About the Project

The Calvin Mars Rover Design Team was started in September of 2018 by freshmen Sam Dare and Fenton Lawler. Both had FIRST Robotics Competition experience. Sam had led team 4256 in St. Louis, Missouri, and Fenton had led team 503, in Novi, Michigan. Both felt Calvin College was seriously missing something from their engineering curriculum – extracurricular design teams. Fenton and Sam looked at a variety of college level design competitions, but they ultimately settled on the University Rover Challenge for a variety of reasons.

First, both had a large interest in space. This was the time when Elon Musk was unveiling part after part of his Mars transportation system and blowing engineers away with SpaceX’s BFR. Mars exploration seemed like a problem not enough people talk about because people for the most part see it as much further down the line than it is in actuality. With a space themed design team at Calvin, we can get people to wrap their minds around one day settling on the red planet.

Also, the University Rover Challenge is hard. It is designed, according to the Mars Society, to seem impossible to college students. Through hard work and dedication, though, such tasks are possible. Unlike a lot of other design challenges, this one more or less has the team completely redesign their project every single year, meaning it should stay fresh for years of Calvin students to come.

The Mars Rover Team was specifically created to compete in the annual University Rover Challenge (URC) hosted by The Mars Society. The Mars Society is an international nonprofit organization that seeks to encourage space exploration and technologies. They hold this competition every summer at their analogue desert research station in Utah. The competition is to “Design and build the next generation of Mars rovers that will one day work alongside human explorers in the field” (The Mars Society). The competition is in its 10th year of operation, and has been attended by around 200 universities, including teams from Europe and Canada.

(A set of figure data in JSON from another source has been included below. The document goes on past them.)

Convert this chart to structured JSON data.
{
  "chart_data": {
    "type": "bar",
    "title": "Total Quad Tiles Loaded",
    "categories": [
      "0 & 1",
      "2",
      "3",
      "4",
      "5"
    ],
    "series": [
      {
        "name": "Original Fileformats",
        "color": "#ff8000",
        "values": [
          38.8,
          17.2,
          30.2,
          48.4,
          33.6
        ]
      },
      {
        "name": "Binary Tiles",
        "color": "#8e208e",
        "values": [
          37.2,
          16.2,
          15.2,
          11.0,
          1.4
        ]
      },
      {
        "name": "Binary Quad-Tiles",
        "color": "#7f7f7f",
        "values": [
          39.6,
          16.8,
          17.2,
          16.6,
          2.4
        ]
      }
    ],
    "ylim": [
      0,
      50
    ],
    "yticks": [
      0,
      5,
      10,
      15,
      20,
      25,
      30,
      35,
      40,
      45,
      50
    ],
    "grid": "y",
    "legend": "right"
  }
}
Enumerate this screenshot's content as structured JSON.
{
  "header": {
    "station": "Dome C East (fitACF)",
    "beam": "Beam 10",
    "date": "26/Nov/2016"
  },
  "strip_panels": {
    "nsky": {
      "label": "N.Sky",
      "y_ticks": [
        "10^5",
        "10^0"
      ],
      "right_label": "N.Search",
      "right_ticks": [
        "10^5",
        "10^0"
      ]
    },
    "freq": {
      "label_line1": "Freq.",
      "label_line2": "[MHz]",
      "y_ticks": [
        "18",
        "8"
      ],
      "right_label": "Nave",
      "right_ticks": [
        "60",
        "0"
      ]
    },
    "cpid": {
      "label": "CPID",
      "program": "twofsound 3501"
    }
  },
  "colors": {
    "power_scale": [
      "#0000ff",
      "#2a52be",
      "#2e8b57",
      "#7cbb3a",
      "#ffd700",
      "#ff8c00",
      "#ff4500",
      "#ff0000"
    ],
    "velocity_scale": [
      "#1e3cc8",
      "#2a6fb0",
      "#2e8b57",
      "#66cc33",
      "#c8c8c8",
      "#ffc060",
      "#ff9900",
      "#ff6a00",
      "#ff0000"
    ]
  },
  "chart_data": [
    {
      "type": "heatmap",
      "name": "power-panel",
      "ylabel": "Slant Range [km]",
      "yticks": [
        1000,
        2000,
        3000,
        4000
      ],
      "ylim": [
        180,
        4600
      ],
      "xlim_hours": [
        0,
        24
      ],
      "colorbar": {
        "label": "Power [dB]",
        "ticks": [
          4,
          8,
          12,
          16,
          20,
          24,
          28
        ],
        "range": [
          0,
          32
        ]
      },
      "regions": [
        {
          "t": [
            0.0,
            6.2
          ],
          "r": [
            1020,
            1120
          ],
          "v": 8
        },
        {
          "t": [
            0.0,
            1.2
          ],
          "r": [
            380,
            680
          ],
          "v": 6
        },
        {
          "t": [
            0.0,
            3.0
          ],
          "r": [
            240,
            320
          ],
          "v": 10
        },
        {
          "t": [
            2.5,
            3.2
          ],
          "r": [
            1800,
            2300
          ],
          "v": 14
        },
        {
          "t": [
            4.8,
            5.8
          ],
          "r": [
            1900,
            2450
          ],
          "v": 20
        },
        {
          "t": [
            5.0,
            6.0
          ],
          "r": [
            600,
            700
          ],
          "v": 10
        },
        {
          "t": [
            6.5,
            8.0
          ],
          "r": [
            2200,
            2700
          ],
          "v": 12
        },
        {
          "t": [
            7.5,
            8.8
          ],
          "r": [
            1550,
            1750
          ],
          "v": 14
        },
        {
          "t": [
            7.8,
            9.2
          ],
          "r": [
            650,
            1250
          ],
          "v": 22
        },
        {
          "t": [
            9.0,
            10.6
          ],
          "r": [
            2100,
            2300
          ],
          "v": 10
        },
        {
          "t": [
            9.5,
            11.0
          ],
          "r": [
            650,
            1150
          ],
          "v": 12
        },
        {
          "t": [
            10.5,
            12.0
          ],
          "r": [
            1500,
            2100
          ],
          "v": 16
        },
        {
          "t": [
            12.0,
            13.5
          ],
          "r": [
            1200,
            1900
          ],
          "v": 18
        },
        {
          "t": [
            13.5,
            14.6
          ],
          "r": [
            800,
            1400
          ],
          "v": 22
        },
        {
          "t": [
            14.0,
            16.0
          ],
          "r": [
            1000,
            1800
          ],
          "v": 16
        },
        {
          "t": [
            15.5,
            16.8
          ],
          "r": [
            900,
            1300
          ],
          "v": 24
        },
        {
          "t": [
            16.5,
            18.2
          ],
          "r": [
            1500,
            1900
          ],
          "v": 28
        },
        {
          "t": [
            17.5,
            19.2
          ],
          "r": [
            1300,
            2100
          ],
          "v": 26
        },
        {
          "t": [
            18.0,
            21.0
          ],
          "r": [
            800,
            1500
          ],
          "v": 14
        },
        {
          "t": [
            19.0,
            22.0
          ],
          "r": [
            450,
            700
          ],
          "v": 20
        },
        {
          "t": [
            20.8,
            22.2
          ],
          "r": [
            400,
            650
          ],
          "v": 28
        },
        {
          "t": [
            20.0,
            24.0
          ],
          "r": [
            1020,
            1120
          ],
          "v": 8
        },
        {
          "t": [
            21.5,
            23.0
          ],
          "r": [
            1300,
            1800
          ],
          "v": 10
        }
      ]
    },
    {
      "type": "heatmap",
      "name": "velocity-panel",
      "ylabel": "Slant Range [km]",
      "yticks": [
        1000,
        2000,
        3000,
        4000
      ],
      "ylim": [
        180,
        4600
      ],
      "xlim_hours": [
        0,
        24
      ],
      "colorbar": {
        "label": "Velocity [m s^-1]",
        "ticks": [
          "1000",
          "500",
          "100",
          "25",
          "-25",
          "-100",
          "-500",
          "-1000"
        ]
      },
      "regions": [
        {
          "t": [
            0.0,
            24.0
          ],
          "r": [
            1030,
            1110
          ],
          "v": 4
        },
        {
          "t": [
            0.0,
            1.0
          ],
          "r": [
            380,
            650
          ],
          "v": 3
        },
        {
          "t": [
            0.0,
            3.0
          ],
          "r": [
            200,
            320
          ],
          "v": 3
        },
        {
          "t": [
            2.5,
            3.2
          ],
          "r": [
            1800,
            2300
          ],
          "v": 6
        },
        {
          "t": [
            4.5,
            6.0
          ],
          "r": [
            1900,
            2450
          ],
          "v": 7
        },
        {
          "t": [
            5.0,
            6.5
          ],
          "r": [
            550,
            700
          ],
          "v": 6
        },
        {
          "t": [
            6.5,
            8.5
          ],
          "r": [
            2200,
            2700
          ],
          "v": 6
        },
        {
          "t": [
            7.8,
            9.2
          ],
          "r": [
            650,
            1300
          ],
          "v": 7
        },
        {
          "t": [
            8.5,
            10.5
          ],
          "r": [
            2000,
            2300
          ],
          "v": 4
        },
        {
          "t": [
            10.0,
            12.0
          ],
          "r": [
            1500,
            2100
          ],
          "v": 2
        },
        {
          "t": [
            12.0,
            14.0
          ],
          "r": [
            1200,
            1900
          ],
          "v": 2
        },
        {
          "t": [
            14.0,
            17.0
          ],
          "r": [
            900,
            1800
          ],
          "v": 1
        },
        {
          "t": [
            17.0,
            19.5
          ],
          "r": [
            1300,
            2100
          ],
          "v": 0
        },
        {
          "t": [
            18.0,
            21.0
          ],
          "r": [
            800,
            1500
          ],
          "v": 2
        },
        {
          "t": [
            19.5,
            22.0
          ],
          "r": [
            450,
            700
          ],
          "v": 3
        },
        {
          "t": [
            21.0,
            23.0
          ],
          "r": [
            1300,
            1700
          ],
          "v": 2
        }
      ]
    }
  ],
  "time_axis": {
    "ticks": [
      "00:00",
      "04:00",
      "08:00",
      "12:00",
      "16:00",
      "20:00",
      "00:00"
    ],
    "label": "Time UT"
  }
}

The URC was created for students to design, construct, and test a remote controlled rover capable of completing specific tasks. The rover will be judged by the Mars Society on its successful completion of these challenges. Challenges of past competitions include; a site survey task, a sample return task, an astronaut assistance task, an equipment servicing task, and a team presentation. Certain aspects of the rover have been consistent from year to year and will serve as principle design features of the rover; however, each year a new set of challenges is chosen.